Malgré la transparence des systèmes d’identité décentralisée, comme l’a montré Fractal, des violations de cette ampleur soulignent la nécessité de protections de la vie privée supplémentaires. Le chiffrement seul, en particulier lorsqu’il repose sur des technologies uniques telles que les preuves ZK, ne peut pas résoudre pleinement ces préoccupations.
L’avenir de la confidentialité dans les systèmes biométriques basés sur la blockchain réside dans une approche multifacette combinant les preuves ZK avec le chiffrement homomorphique complet (FHE). Le FHE permet d’effectuer des calculs sur des données chiffrées sans les déchiffrer, ce qui signifie que les informations sensibles restent protégées même pendant le traitement.
Lorsqu’il est combiné avec les preuves ZK, le FHE peut améliorer la confidentialité en garantissant que les données biométriques restent sécurisées tout au long de leur cycle de vie—de la collecte à la vérification. Avec ces deux technologies travaillant de concert, les systèmes biométriques peuvent offrir une vérification d’identité sécurisée tout en garantissant que les utilisateurs conservent un contrôle total sur leurs données personnelles.
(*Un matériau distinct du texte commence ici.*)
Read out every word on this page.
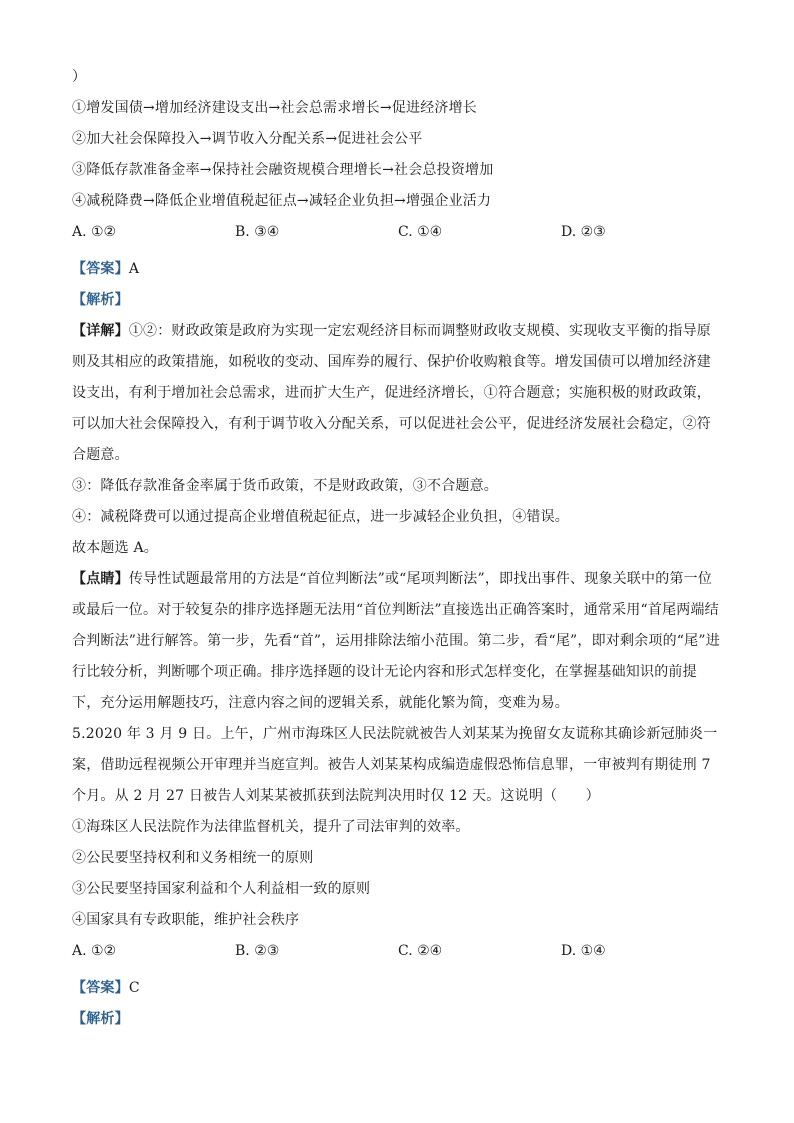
）
①增发国债→增加经济建设支出→社会总需求增长→促进经济增长
②加大社会保障投入→调节收入分配关系→促进社会公平
③降低存款准备金率→保持社会融资规模合理增长→社会总投资增加
④减税降费→降低企业增值税起征点→减轻企业负担→增强企业活力
A. ①②	B. ③④	C. ①④	D. ②③
【答案】A
【解析】
【详解】①②：财政政策是政府为实现一定宏观经济目标而调整财政收支规模、实现收支平衡的指导原则及其相应的政策措施，如税收的变动、国库券的履行、保护价收购粮食等。增发国债可以增加经济建设支出，有利于增加社会总需求，进而扩大生产，促进经济增长，①符合题意；实施积极的财政政策，可以加大社会保障投入，有利于调节收入分配关系，可以促进社会公平，促进经济发展社会稳定，②符合题意。
③：降低存款准备金率属于货币政策，不是财政政策，③不合题意。
④：减税降费可以通过提高企业增值税起征点，进一步减轻企业负担，④错误。
故本题选 A。
【点睛】传导性试题最常用的方法是“首位判断法”或“尾项判断法”，即找出事件、现象关联中的第一位或最后一位。对于较复杂的排序选择题无法用“首位判断法”直接选出正确答案时，通常采用“首尾两端结合判断法”进行解答。第一步，先看“首”，运用排除法缩小范围。第二步，看“尾”，即对剩余项的“尾”进行比较分析，判断哪个项正确。排序选择题的设计无论内容和形式怎样变化，在掌握基础知识的前提下，充分运用解题技巧，注意内容之间的逻辑关系，就能化繁为简，变难为易。
5.2020 年 3 月 9 日。上午，广州市海珠区人民法院就被告人刘某某为挽留女友谎称其确诊新冠肺炎一案，借助远程视频公开审理并当庭宣判。被告人刘某某构成编造虚假恐怖信息罪，一审被判有期徒刑 7 个月。从 2 月 27 日被告人刘某某被抓获到法院判决用时仅 12 天。这说明（　　）
①海珠区人民法院作为法律监督机关，提升了司法审判的效率。
②公民要坚持权利和义务相统一的原则
③公民要坚持国家利益和个人利益相一致的原则
④国家具有专政职能，维护社会秩序
A. ①②	B. ②③	C. ②④	D. ①④
【答案】C
【解析】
Nous assistons déjà à des succès précoces dans le déploiement du ZK-FHE dans des applications pratiques, comme les registres fonciers en Inde et les systèmes de gestion des archives des ONG. Ces cas d’utilisation montrent que, lorsqu’il est déployé correctement, cette pile de confidentialité peut évoluer pour répondre aux besoins des applications blockchain.
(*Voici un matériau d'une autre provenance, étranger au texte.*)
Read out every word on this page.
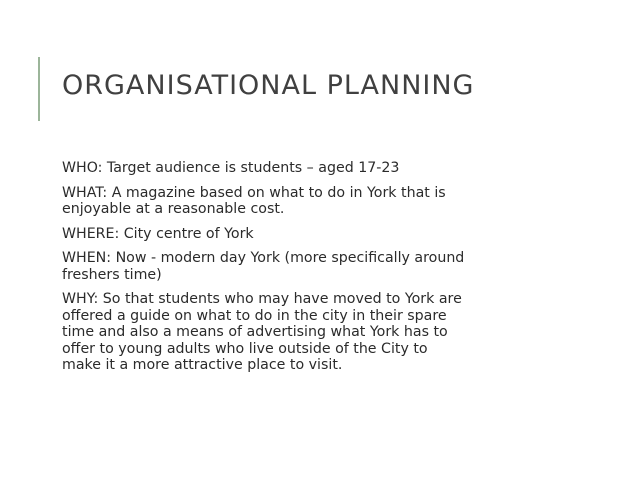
ORGANISATIONAL PLANNING

WHO: Target audience is students – aged 17-23

WHAT: A magazine based on what to do in York that is
enjoyable at a reasonable cost.

WHERE: City centre of York

WHEN: Now - modern day York (more specifically around
freshers time)

WHY: So that students who may have moved to York are
offered a guide on what to do in the city in their spare
time and also a means of advertising what York has to
offer to young adults who live outside of the City to
make it a more attractive place to visit.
Les échecs de Worldcoin devraient servir de signal d’alarme pour l’industrie de la crypto. Alors que nous continuons à explorer le potentiel des identités on-chain et de la vérification biométrique, nous devons donner la priorité à la confidentialité des utilisateurs grâce à des technologies de chiffrement modulaires et sécurisées telles que le ZK-FHE. L’accent actuel sur la confiance publique est insuffisant. De véritables garanties de confidentialité ne viendront que lorsque nous nous assurerons que les données des utilisateurs restent chiffrées, protégées et sous leur contrôle en tout temps.
Les données biométriques sont trop précieuses—et trop vulnérables—pour être laissées sans protection entre les mains d’entités centralisées. Nous devons adopter des technologies et des pratiques plus efficaces de manière proactive, sinon le prochain scandale de type Worldcoin sera inévitable.
Alors que la tentative ambitieuse de Worldcoin de redéfinir les identités numériques par la vérification biométrique a été accueillie avec scepticisme, elle met également en lumière le besoin urgent de normes de confidentialité robustes dans l’espace blockchain. Nous avons besoin d’un système qui combine le meilleur de la cryptographie avec des pratiques éthiques solides, garantissant que les données biométriques soient sécurisées, privées et décentralisées. L’avenir des systèmes d’identité on-chain en dépend.